Bischöfe, die verschwinden

Aufmerken ließ zum Beispiel jüngst die Nachricht, der als papsttreu geltende katholische Weihbischof von Shanghai sei wieder in die chinesische Staatskirche eingetreten. Thaddeus Ma Daqin hatte bei seiner Bischofsweihe vor gut vier Jahren noch verkündet, er kehre der patriotisch-katholischen Vereinigung den Rücken und wende sich neuen Aufgaben zu. Kurz darauf verschwand er zunächst spurlos, dann stellte sich heraus, er stehe unter Hausarrest. Beobachtern zufolge könnte der jüngste Richtungswechsel des Bischofs dem Druck geschuldet sein, den die chinesischen Behörden auf ihn und seine Gemeinde ausübten.

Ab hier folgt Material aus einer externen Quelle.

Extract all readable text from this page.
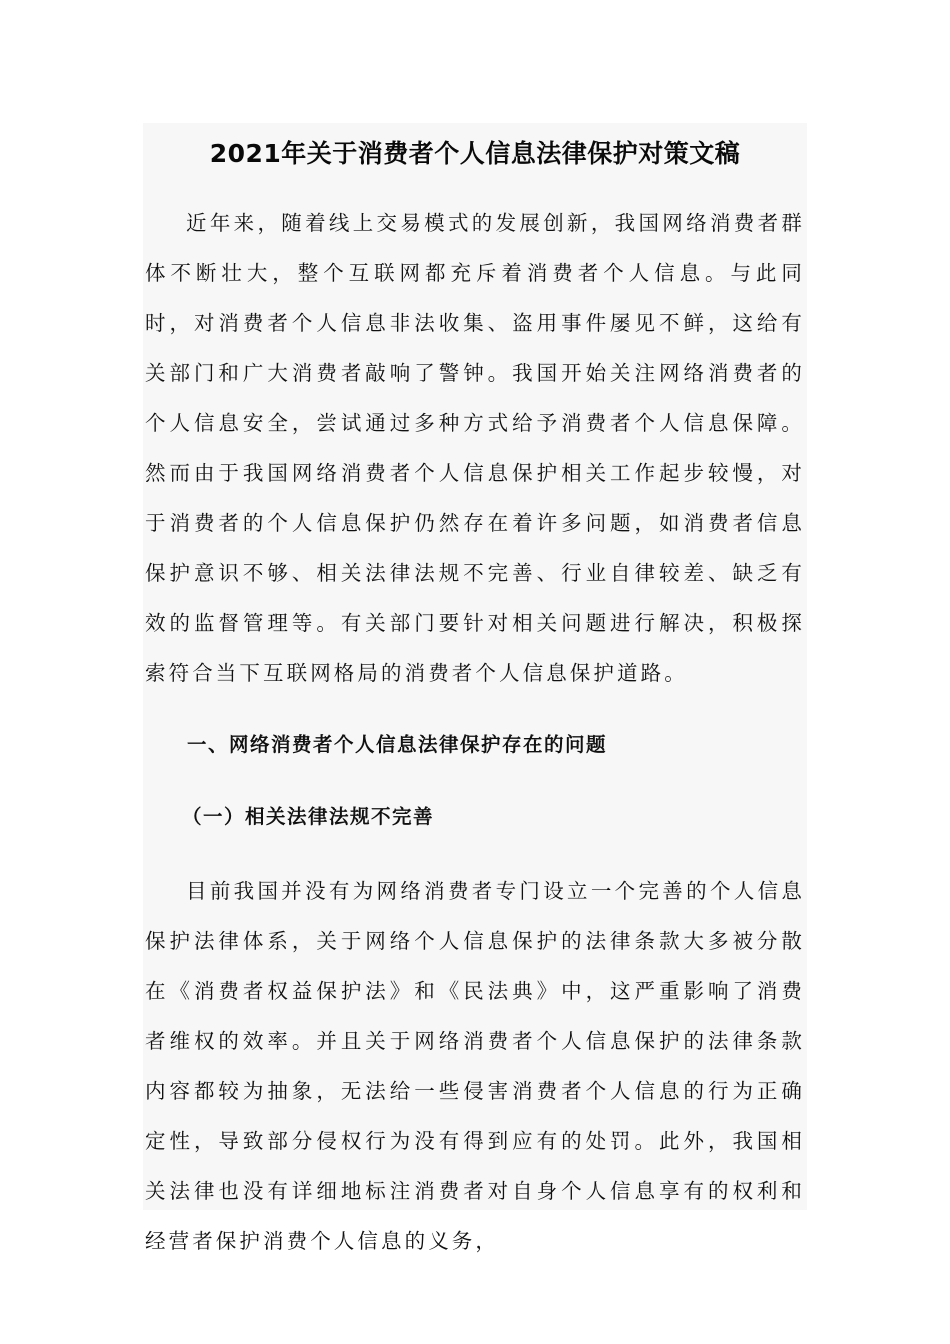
2021年关于消费者个人信息法律保护对策文稿

近年来，随着线上交易模式的发展创新，我国网络消费者群体不断壮大，整个互联网都充斥着消费者个人信息。与此同时，对消费者个人信息非法收集、盗用事件屡见不鲜，这给有关部门和广大消费者敲响了警钟。我国开始关注网络消费者的个人信息安全，尝试通过多种方式给予消费者个人信息保障。然而由于我国网络消费者个人信息保护相关工作起步较慢，对于消费者的个人信息保护仍然存在着许多问题，如消费者信息保护意识不够、相关法律法规不完善、行业自律较差、缺乏有效的监督管理等。有关部门要针对相关问题进行解决，积极探索符合当下互联网格局的消费者个人信息保护道路。

一、网络消费者个人信息法律保护存在的问题
（一）相关法律法规不完善

目前我国并没有为网络消费者专门设立一个完善的个人信息保护法律体系，关于网络个人信息保护的法律条款大多被分散在《消费者权益保护法》和《民法典》中，这严重影响了消费者维权的效率。并且关于网络消费者个人信息保护的法律条款内容都较为抽象，无法给一些侵害消费者个人信息的行为正确定性，导致部分侵权行为没有得到应有的处罚。此外，我国相关法律也没有详细地标注消费者对自身个人信息享有的权利和经营者保护消费个人信息的义务，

In diese Richtung geht auch die Behinderung einer kirchenrechtskonformen Nachfolge für den vakanten Bischofssitz von Wenzhou. Als im September letzten Jahres der beiderseitig anerkannte Bischof dieser chinesischen Christenhochburg, Vincent Zhu Weifang, verstarb, hätte sein Nachfolger der vom Papst ernannte Koadjutor-Bischof Peter Shao Zhumin sein müssen. Dieser aber wurde für eine Zeit lang verschleppt: Shao Zhumin, der den Untergrund-Teil der Diözese leitete, war den Behörden wohl nicht genehm, um es milde auszudrücken.

Was den Umgang der Behörden mit dem papsttreuen, von Peking nicht anerkannten Teil der katholischen Kirche betrifft, hat sich dieser zwar seit Ende der 80er Jahre verbessert. Rigoroses Durchgreifen gehört jedoch bis heute zum Spektrum der behördlichen Vorgehensweisen und ist auch verwaltungsrechtlich abgesegnet. Kardinal Tong formuliert es so: „Das Verhalten der Regierung gegenüber den inoffiziellen (also papsttreuen, Anm.) Gemeinschaften hat sich in den letzten Jahren im Vergleich zu den 1980er Jahren stark verändert. Bei den meisten sind nur deren Identität und administrative Rechte nicht anerkannt.“ Diese Gemeinschaften könnten sich „immer noch der pastoralen Arbeit hingeben“, hält der Kirchenmann fest.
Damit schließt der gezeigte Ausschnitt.